In part two of Lee Daly's look at professional football in the Republic of Ireland (part one is here), the scale of financial troubles across the league are revealed.
In 2005, Jim Duffy, then manager of Dundee, returned from a scouting trip to Dublin to report that whilst a handful of players were possibly of SPL standard, the high wages they earned made them unattainable, with some of those on view earning around €50,000 a year - roughly equivalent to wages in the English League Two at the same time.
Where did the money come from? Well it certainly wasn’t through gate receipts. The average attendance for the SPL in the 05-06 season (minus the old firm) was a shade under 9,000 with the average attendance in England’s League Two at 4,194. Given clubs in both divisions have continued to struggle with financial difficulties paying around roughly similar wages, the League of Ireland’s average attendance in 2006 of 1,550 should have been enough to set alarm bells ringing.
TV money has never been a big money spinner for the league either with an improved deal announced in 2009 giving only €20,000 to each club in the top division and a €35,000 bonus for clubs featured six or more times.
With expenditure outstripping income by a considerable distance, clubs depended upon the value of their stadiums to keep themselves going. Given the massively inflated Irish property market at the time, as well as the fact that creditors other than the tax man were not willing to call in debts least it look like they were shutting down a football club, this strategy was successful to a point. After every season players would often move around clubs or be let go only for budgetary reasons only to return closer to kick off after budgets had been rejigged.
None of this dealt with the basic insolvency of the clubs and eventually something had to give. Shelbourne had been the biggest spenders so it was no surprise when they succumbed first. The club had agreed a deal with property developer Ossie Kilkenny to finance the club in return for a future option on Tolka Park, the ground Shelbourne owned the lease for and where they had played since 1989. However Kilkenny’s funding of the club was financed through drawing down on the future value of any deal on the stadium and even though Shelbourne won the title in 2006, throughout the season they had been the subject of several wind up orders from the revenue.
Unable to complete a deal for the ground with Kilkenny and weighed down by their debts, the club were eventually denied a license to compete in the Premier Division and relegated to the First Division, where they have remained since 2007.
Throughout this period Bohemians exercised a modicum of self control financially, and their prudence seemed to have paid off in September 2006 when they secured a deal with the property developer Liam Carroll worth €65 million to sell Dalymount Park, a ground they had played at since 1901, and relocate to a new stadium. They would go on to win the league in 2008 and 2009.

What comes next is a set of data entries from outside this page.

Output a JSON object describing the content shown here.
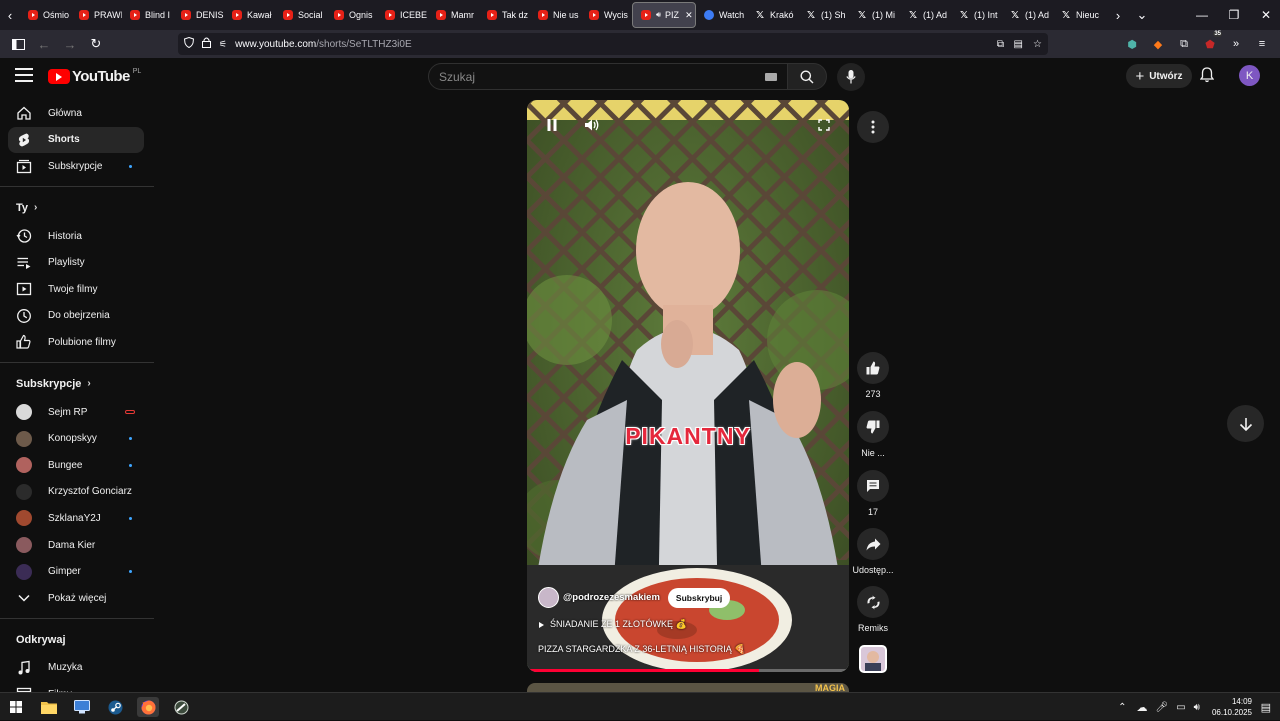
{
  "browser": {
    "tabs": [
      {
        "label": "Ośmio",
        "icon": "youtube-icon"
      },
      {
        "label": "PRAWI",
        "icon": "youtube-icon"
      },
      {
        "label": "Blind I",
        "icon": "youtube-icon"
      },
      {
        "label": "DENIS",
        "icon": "youtube-icon"
      },
      {
        "label": "Kawał",
        "icon": "youtube-icon"
      },
      {
        "label": "Social",
        "icon": "youtube-icon"
      },
      {
        "label": "Ognis",
        "icon": "youtube-icon"
      },
      {
        "label": "ICEBE",
        "icon": "youtube-icon"
      },
      {
        "label": "Mamr",
        "icon": "youtube-icon"
      },
      {
        "label": "Tak dz",
        "icon": "youtube-icon"
      },
      {
        "label": "Nie us",
        "icon": "youtube-icon"
      },
      {
        "label": "Wycis",
        "icon": "youtube-icon"
      },
      {
        "label": "PIZ",
        "icon": "youtube-icon"
      },
      {
        "label": "Watch",
        "icon": "watch-icon"
      },
      {
        "label": "Krakó",
        "icon": "x-icon"
      },
      {
        "label": "(1) Sh",
        "icon": "x-icon"
      },
      {
        "label": "(1) Mi",
        "icon": "x-icon"
      },
      {
        "label": "(1) Ad",
        "icon": "x-icon"
      },
      {
        "label": "(1) Int",
        "icon": "x-icon"
      },
      {
        "label": "(1) Ad",
        "icon": "x-icon"
      },
      {
        "label": "Nieuc",
        "icon": "x-icon"
      }
    ],
    "url_domain": "www.youtube.com",
    "url_path": "/shorts/SeTLTHZ3i0E",
    "extension_badge": "35"
  },
  "header": {
    "logo_text": "YouTube",
    "logo_region": "PL",
    "search_placeholder": "Szukaj",
    "create_label": "Utwórz",
    "avatar_letter": "K"
  },
  "sidebar": {
    "main": [
      {
        "label": "Główna",
        "icon": "home-icon"
      },
      {
        "label": "Shorts",
        "icon": "shorts-icon"
      },
      {
        "label": "Subskrypcje",
        "icon": "subscriptions-icon"
      }
    ],
    "you_header": "Ty",
    "you": [
      {
        "label": "Historia",
        "icon": "history-icon"
      },
      {
        "label": "Playlisty",
        "icon": "playlists-icon"
      },
      {
        "label": "Twoje filmy",
        "icon": "your-videos-icon"
      },
      {
        "label": "Do obejrzenia",
        "icon": "watch-later-icon"
      },
      {
        "label": "Polubione filmy",
        "icon": "liked-icon"
      }
    ],
    "subs_header": "Subskrypcje",
    "subscriptions": [
      {
        "label": "Sejm RP",
        "color": "#d9d9d9",
        "badge": "live"
      },
      {
        "label": "Konopskyy",
        "color": "#6d5a4a",
        "badge": "dot"
      },
      {
        "label": "Bungee",
        "color": "#b0625e",
        "badge": "dot"
      },
      {
        "label": "Krzysztof Gonciarz",
        "color": "#2b2b2b",
        "badge": ""
      },
      {
        "label": "SzklanaY2J",
        "color": "#a0492f",
        "badge": "dot"
      },
      {
        "label": "Dama Kier",
        "color": "#8a5a5e",
        "badge": ""
      },
      {
        "label": "Gimper",
        "color": "#3b2c55",
        "badge": "dot"
      }
    ],
    "show_more": "Pokaż więcej",
    "explore_header": "Odkrywaj",
    "explore": [
      {
        "label": "Muzyka",
        "icon": "music-icon"
      },
      {
        "label": "Filmy",
        "icon": "movies-icon"
      }
    ]
  },
  "short": {
    "overlay_text": "PIKANTNY",
    "channel": "@podrozezesmakiem",
    "subscribe_label": "Subskrybuj",
    "playlist": "ŚNIADANIE ZE 1 ZŁOTÓWKĘ 💰",
    "title": "PIZZA STARGARDZKA Z 36-LETNIĄ HISTORIĄ 🍕",
    "progress": 0.72,
    "next_tag": "MAGIA"
  },
  "actions": {
    "likes": "273",
    "dislike_label": "Nie ...",
    "comments": "17",
    "share_label": "Udostęp...",
    "remix_label": "Remiks"
  },
  "taskbar": {
    "time": "14:09",
    "date": "06.10.2025"
  }
}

However the move came unstuck after a court case in October 2008, when another developer who had previously negotiated a deal was found to still have legal ownership of a section of the ground. Carroll’s company has since gone bust and the club is now looking to negotiate a settlement with its creditors, including players, which would allow it to keep afloat.
As the Republic of Ireland struggles with the legacy of economic mismanagement and huge levels of public and private debt, there will be little thought given to the plight of football clubs. To a certain extent this is justified, as there are far more pressing concerns for people to concentrate on.
However a recent disagreement over a friendly game involving Barcelona probably demonstrates the frustrations of fans of the League of Ireland perfectly. Limerick FC, a First Division club struggling to stay afloat like so many others, had signed an agreement with Barcelona for a friendly game which would feature Xavi and Lionel Messi. The FAI refused to sanction the game, citing fixture conflicts before eventually stating that under the terms of the agreement between the Association and the clubs it was able to make commercial decisions on their behalf and they had signed a deal with multinational company Endemol which gave them the rights to any friendly with attendance of over 15,000.
Limerick went public with their frustrations, as they had been informed by an FAI spokesperson that the limit was 20,000 rather than 15,000. In addition it also emerged the FAI were negotiating with Barcelona for a friendly of their own, badly needed due to the €45 million the Association had accumulated from building its own stadium. The dispute is currently due to go before the Irish High Court, though at the time of writing there are indications the parties may negotiate a settlement.
It is the sense of powerlessness on the part of fans at the behaviour of the Association and of many of the owners of the clubs that may be the lasting legacy. Professional football in the Republic of Ireland was built on using the economic value of property to prop up ludicrous investments which were never likely to make a return. Even despite the vast sums spent, European success and the mass following it was supposed to bring were never really in reach. Fans, players and administrators now need to negotiate what the limits of football in the Republic should be, and do their best to pick up the pieces of what went before.